La valeur marchande du site internet
Un site internet est constitué par de nombreux éléments. Les éléments essentiels sont le nom de domaine (l’adresse du site), son contenu et son hébergement. Mais on peut rajouter à ces éléments la base de données du site, son fichier client, etc.
Le site internet est un ensemble de pages web liées les unes aux autres et mises en ligne à destination d’un public plus ou moins restreint.
Le site internet est donc un actif immatériel c'est-à -dire un élément qui n’a pas véritablement de substance physique, même si l’hébergement nécessite des éléments physiques (un serveur, un espace mémoire).
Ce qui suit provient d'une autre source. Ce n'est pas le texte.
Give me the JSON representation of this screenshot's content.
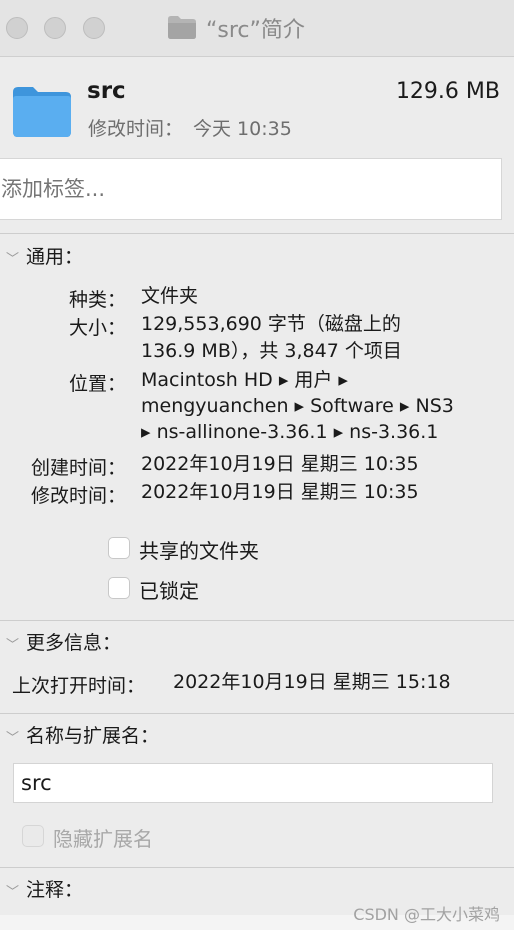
{
  "window": {
    "title": "“src”简介"
  },
  "header": {
    "name": "src",
    "size": "129.6 MB",
    "modified_label": "修改时间：",
    "modified_value": "今天 10:35"
  },
  "tags": {
    "placeholder": "添加标签..."
  },
  "general": {
    "heading": "通用：",
    "kind_label": "种类：",
    "kind_value": "文件夹",
    "size_label": "大小：",
    "size_line1": "129,553,690 字节（磁盘上的",
    "size_line2": "136.9 MB），共 3,847 个项目",
    "where_label": "位置：",
    "where_line1": "Macintosh HD ▸ 用户 ▸",
    "where_line2": "mengyuanchen ▸ Software ▸ NS3",
    "where_line3": "▸ ns-allinone-3.36.1 ▸ ns-3.36.1",
    "created_label": "创建时间：",
    "created_value": "2022年10月19日 星期三 10:35",
    "modified_label": "修改时间：",
    "modified_value": "2022年10月19日 星期三 10:35",
    "shared_label": "共享的文件夹",
    "locked_label": "已锁定"
  },
  "more_info": {
    "heading": "更多信息：",
    "last_opened_label": "上次打开时间：",
    "last_opened_value": "2022年10月19日 星期三 15:18"
  },
  "name_ext": {
    "heading": "名称与扩展名：",
    "name_value": "src",
    "hide_ext_label": "隐藏扩展名"
  },
  "comments": {
    "heading": "注释："
  },
  "watermark": "CSDN @工大小菜鸡",
  "colors": {
    "folder": "#5aaef0",
    "folder_dark": "#3e95dc"
  }
}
Il est cependant parfaitement possible d’évaluer la valeur marchande d’un site internet, en fonction de son contenu, de son trafic (c'est-à -dire le nombre de ses visiteurs), de son chiffre d’affaires, de son référencement, etc.
De plus, un site internet permettra parfois une activité commerciale à travers une activité de vente, en proposant une prestation de service, en communicant sur les activités d’une entreprise et plus encore.
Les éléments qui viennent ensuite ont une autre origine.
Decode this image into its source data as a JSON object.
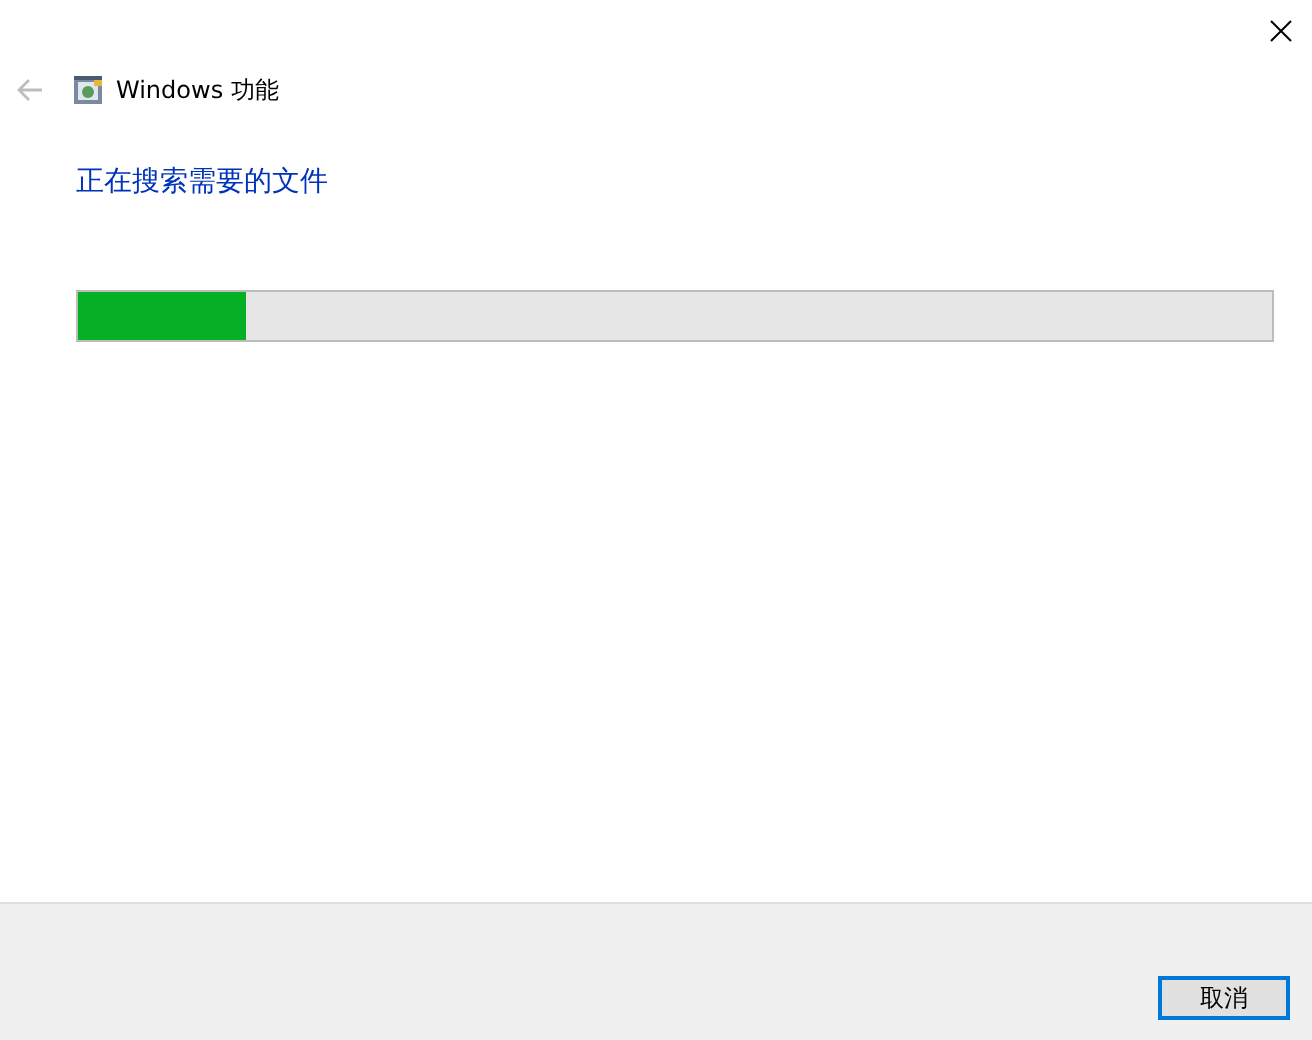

La cession d’un site internet
Un site internet, bien qu’immatériel, peut être vendu ou cédé. Le contrat de vente est soumis aux règles applicables au contrat de vente en général, dont disposent les articles 1582 et suivants du Code civil. Sauf dans le cas où la vente du site internet correspond à la vente d’un fonds de commerce comme nous allons le voir.
Le contrat de vente a pour éléments caractéristiques d’énoncer l’objet vendu (le site internet), de fixer le prix, et engendre le transfert immédiat de propriété (sauf si les parties en disposent autrement) depuis le vendeur vers l’acheteur.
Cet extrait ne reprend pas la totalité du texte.